Queensland Airports
- Industry: Aviation
- Founded: 2003
- Headquarters: Bilinga, Queensland, Australia
- Area served: Queensland
- Key people: Ann Sherry (Chair) Amelia Evans (CEO)
- Revenue: $94 million (2022)
- Net income: $22 million (2022)
- Number of employees: 67 (June 2022)
- Subsidiaries: Gold Coast Airport Longreach Airport Mount Isa Airport Townsville Airport
- Website: www.qldairports.com.au

= Queensland Airports =

Queensland Airports Limited is an Australian Airport consortium in charge of two separate Airport consortia in the state of Queensland, Australia.
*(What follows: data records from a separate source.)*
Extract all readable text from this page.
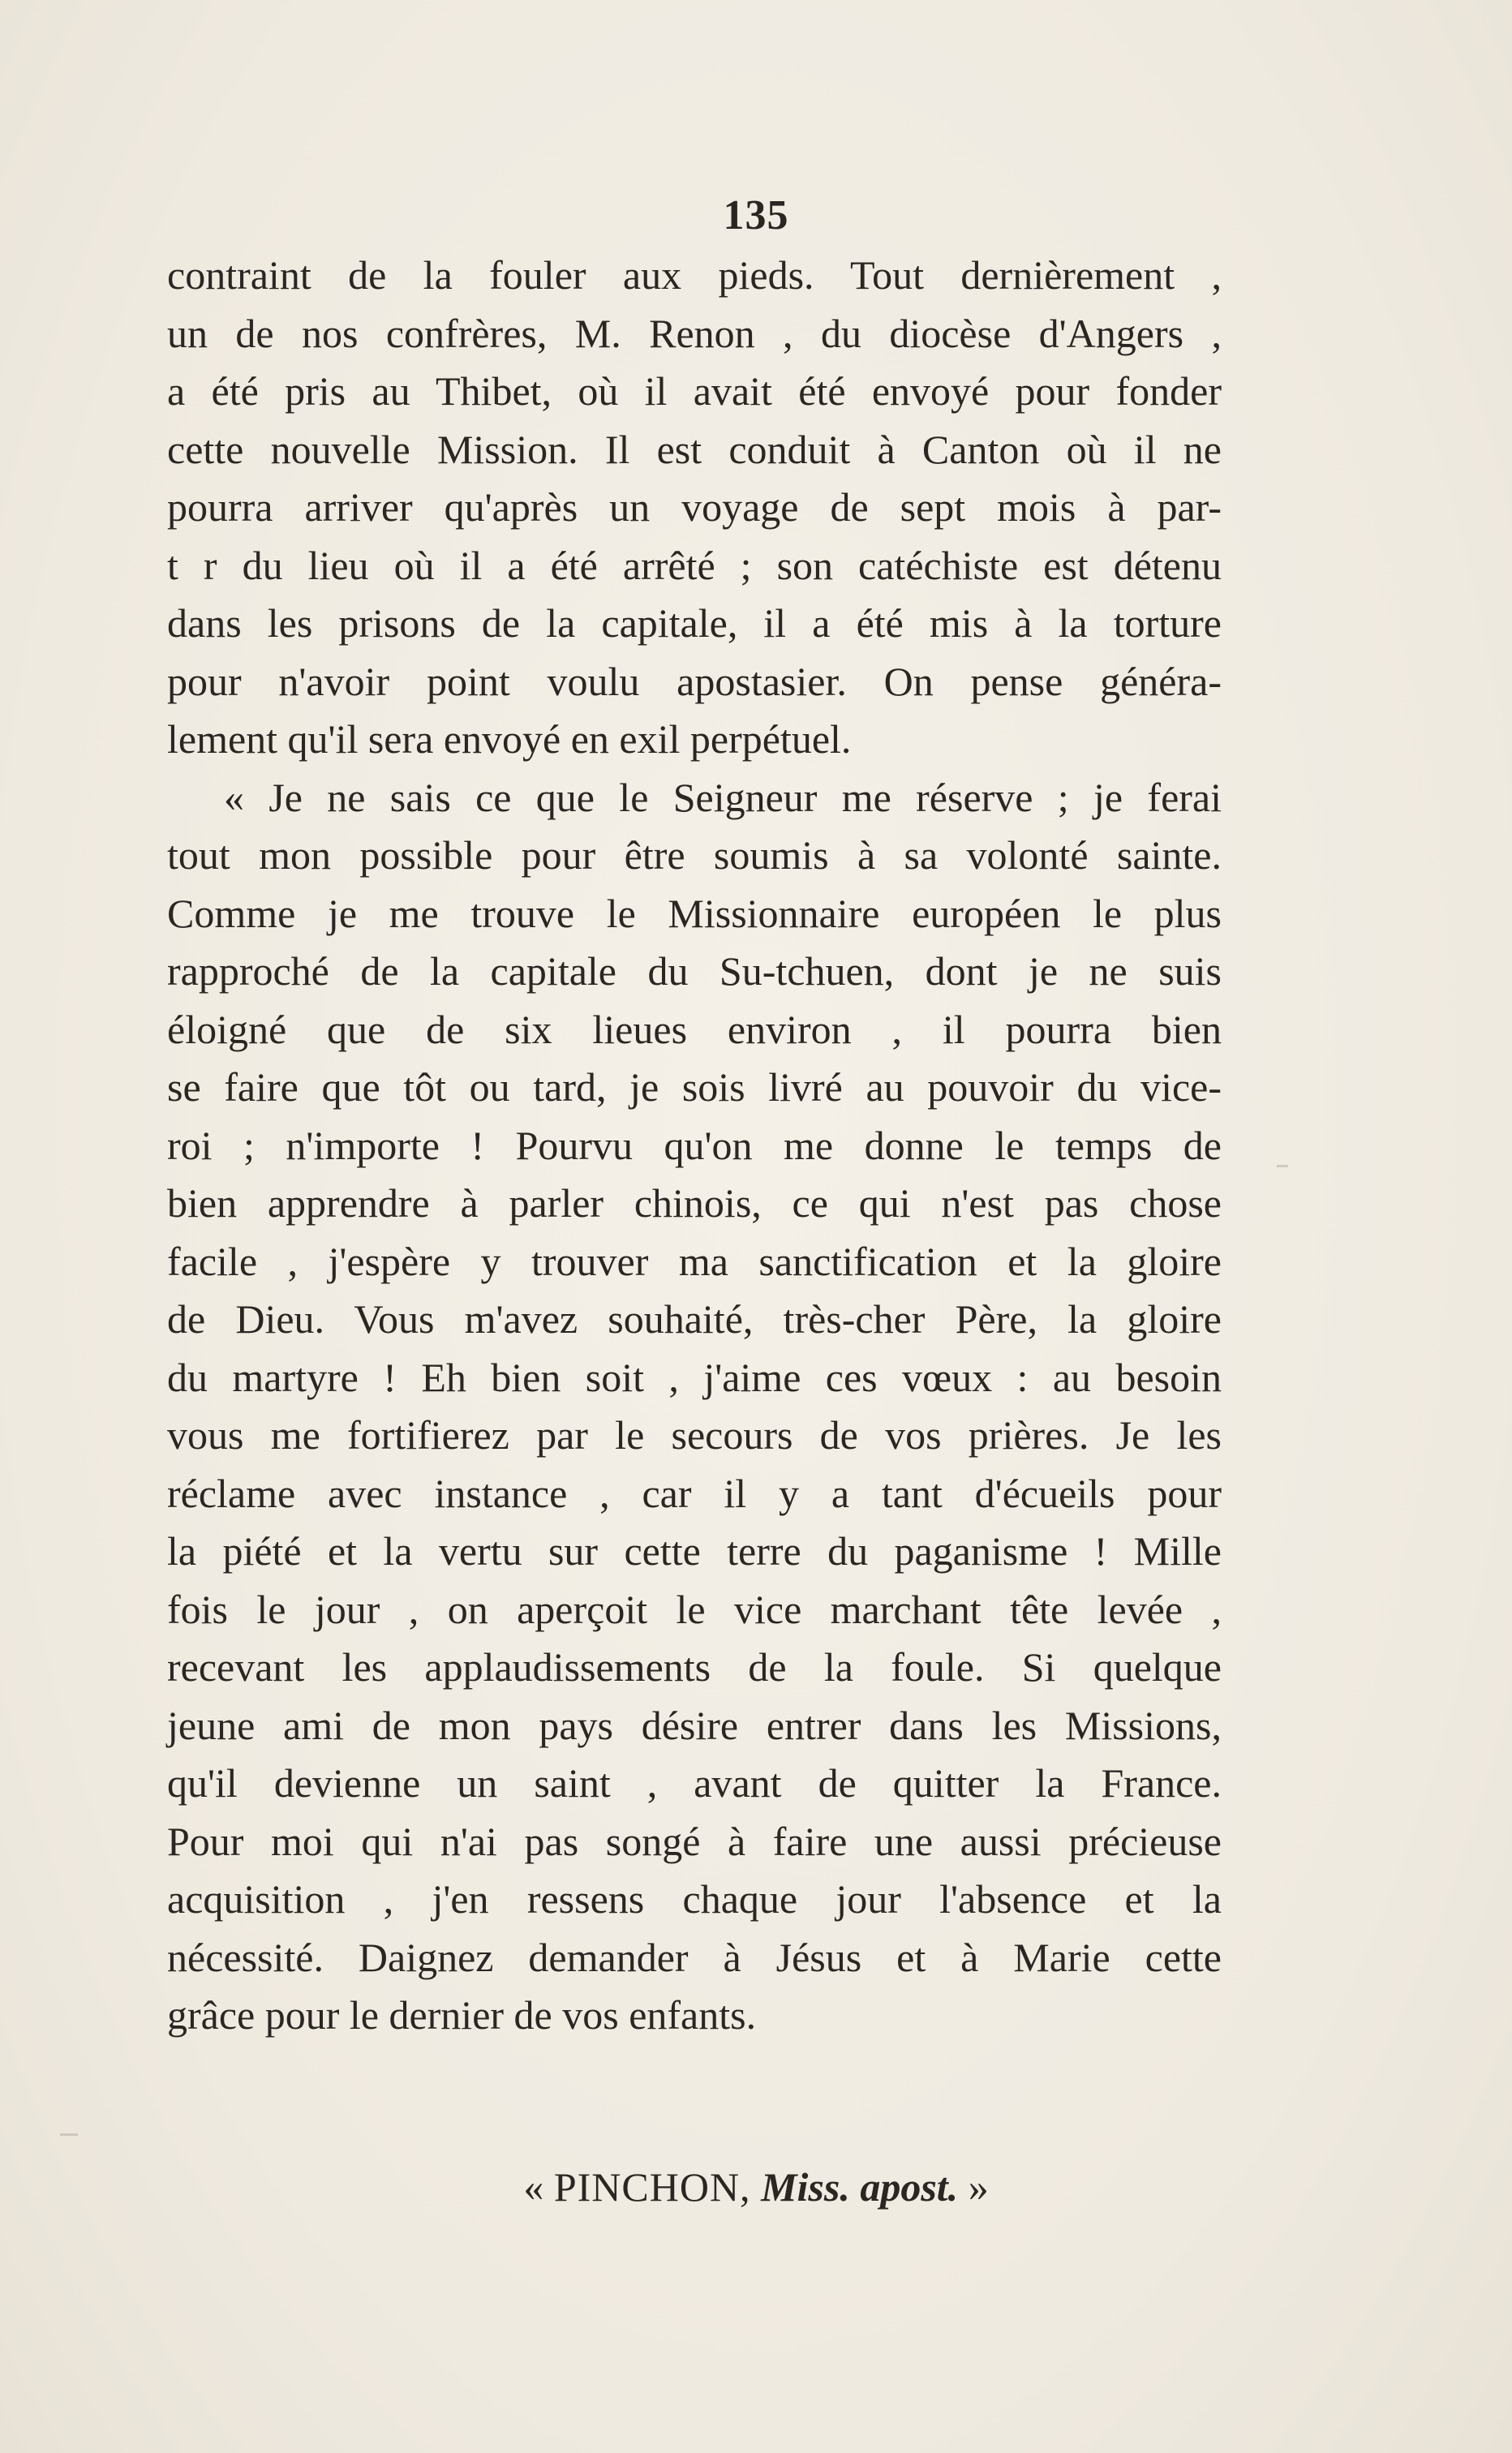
135
contraint de la fouler aux pieds. Tout dernièrement ,
un de nos confrères, M. Renon , du diocèse d'Angers ,
a été pris au Thibet, où il avait été envoyé pour fonder
cette nouvelle Mission. Il est conduit à Canton où il ne
pourra arriver qu'après un voyage de sept mois à par-
t r du lieu où il a été arrêté ; son catéchiste est détenu
dans les prisons de la capitale, il a été mis à la torture
pour n'avoir point voulu apostasier. On pense généra-
lement qu'il sera envoyé en exil perpétuel.
« Je ne sais ce que le Seigneur me réserve ; je ferai
tout mon possible pour être soumis à sa volonté sainte.
Comme je me trouve le Missionnaire européen le plus
rapproché de la capitale du Su-tchuen, dont je ne suis
éloigné que de six lieues environ , il pourra bien
se faire que tôt ou tard, je sois livré au pouvoir du vice-
roi ; n'importe ! Pourvu qu'on me donne le temps de
bien apprendre à parler chinois, ce qui n'est pas chose
facile , j'espère y trouver ma sanctification et la gloire
de Dieu. Vous m'avez souhaité, très-cher Père, la gloire
du martyre ! Eh bien soit , j'aime ces vœux : au besoin
vous me fortifierez par le secours de vos prières. Je les
réclame avec instance , car il y a tant d'écueils pour
la piété et la vertu sur cette terre du paganisme ! Mille
fois le jour , on aperçoit le vice marchant tête levée ,
recevant les applaudissements de la foule. Si quelque
jeune ami de mon pays désire entrer dans les Missions,
qu'il devienne un saint , avant de quitter la France.
Pour moi qui n'ai pas songé à faire une aussi précieuse
acquisition , j'en ressens chaque jour l'absence et la
nécessité. Daignez demander à Jésus et à Marie cette
grâce pour le dernier de vos enfants.
« PINCHON, Miss. apost. »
Under the two consortia, it is in charge of four airports; Gold Coast, Longreach, Mount Isa and Townsville.

==History==
Queensland Airports (QA) was established in 2003 as part of corporate restructure of the shareholding of Gold Coast Airport, with it taking 100% ownership of the airport. In March 2005, QA acquired Mount Isa Airport and Townsville Airport. In 2012 it purchased Longreach Airport. It is a privately owned company with investment trusts and superannuation funds its shareholders.

In September 2024, a 74% shareholding was sold by The Infrastructure Fund, Australian Retirement Trust and State Super to a KKR and Skip Essential Instructure Fund consortium.